Exit polls are often messy, and even in normal years provide only a rough sketch of how different demographic groups vote. Experts believe 2020 may paint an even less reliable picture, because so many people cast their vote through mail-in ballots.

Further, Trump broadly outperformed pollsters’ expectations, raising broader questions about the reliability of the polls. Nevertheless, if current figures hold after the research has been validated, there is a stark divide in the US on how to combat the pandemic effectively.

Thirty-five per cent of voters ranked the economy as their top concern, more than double the number who ranked the pandemic as the most important issue facing the country.

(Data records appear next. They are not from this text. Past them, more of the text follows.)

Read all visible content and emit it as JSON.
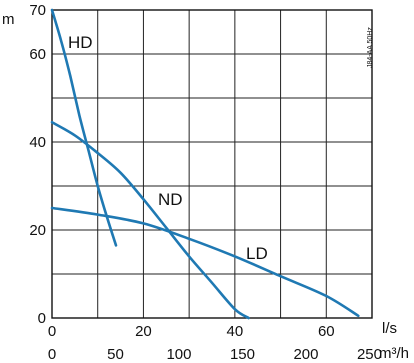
{
  "chart_data": {
    "type": "line",
    "annotation": "J84-AA 50Hz",
    "y_axis": {
      "unit": "m",
      "ticks": [
        0,
        20,
        40,
        60,
        70
      ],
      "range": [
        0,
        70
      ]
    },
    "x_axis_primary": {
      "unit": "l/s",
      "ticks": [
        0,
        20,
        40,
        60
      ],
      "range": [
        0,
        70
      ]
    },
    "x_axis_secondary": {
      "unit": "m³/h",
      "ticks": [
        0,
        50,
        100,
        150,
        200,
        250
      ],
      "range": [
        0,
        252
      ]
    },
    "grid": true,
    "series": [
      {
        "name": "HD",
        "color": "#1f79b3",
        "x": [
          0,
          2,
          4,
          6,
          8,
          10,
          12,
          14
        ],
        "y": [
          70,
          63,
          55,
          46,
          38,
          30,
          23,
          16.5
        ]
      },
      {
        "name": "ND",
        "color": "#1f79b3",
        "x": [
          0,
          5,
          10,
          15,
          20,
          25,
          30,
          35,
          40,
          43
        ],
        "y": [
          44.5,
          41.5,
          37.5,
          33,
          27,
          20.5,
          14,
          8,
          2,
          0
        ]
      },
      {
        "name": "LD",
        "color": "#1f79b3",
        "x": [
          0,
          10,
          20,
          30,
          40,
          50,
          60,
          67
        ],
        "y": [
          25,
          23.5,
          21.5,
          18,
          14,
          9.5,
          5,
          0.5
        ]
      }
    ]
  }
}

Further, people who saw the economy as the top issue also overwhelmingly split for Trump, 82% versus 17% for Biden, according to exit polls conducted by the New York Times.

Those who ranked the pandemic as their top issue overwhelmingly split for Biden, at 82% versus 14%. Biden voters were also more likely to have actually experienced the economic and health impacts of the pandemic, where Trump voters were more likely to earn more than $100,000 a year and rank their family’s economic situation as “better today”.

“Particularly early on, when we shut things down, that’s a very bold action on the economy and I think that really struck people,” Plescia said. “But maybe they lost sight of the fact there’s a reason we’re doing this.”

Some of the nation’s leading public health experts have been critical of their own ability to deliver complex messages to the public following a calamitous lockdown last spring.

“I don’t think all of us in the public health community have done a good job of clear messaging,” Dr Ashish Jha, dean of the Brown University School of Public Health, told NPR News. He added: “Control the virus and we can open up much more of the economy.”

Scientists and researchers are further hoping the end of a presidency known for fanning conspiracy theories, muzzling scientists and spreading misinformation will bring more Americans to a shared set of facts. In an analysis of news articles about the coronavirus, Trump fueled 38% of the misinformation claims, making him one of the largest sources in the world according to researchers at Cornell University.

One of Trump’s central lines of attack was that public health researchers and Biden wanted another lockdown, comparing health policies to a “prison state”. Similarly, Trump’s allies tend to position economic and social health as in opposition, rather than complementary.

Gonsalves described Trump’s strategy as “let the pandemic run its course and blame public health for the economic and social collapse [Trump] could have averted from the very beginning.”

Spriggs said some of the pandemic’s most consequential questions lay ahead for the Biden-Harris administration. “This disease has been so disruptive, and the real questions we haven’t been pushing is what happens after,” he said. “If we emerge and the only thing standing are Amazon and Walmart what does that mean?”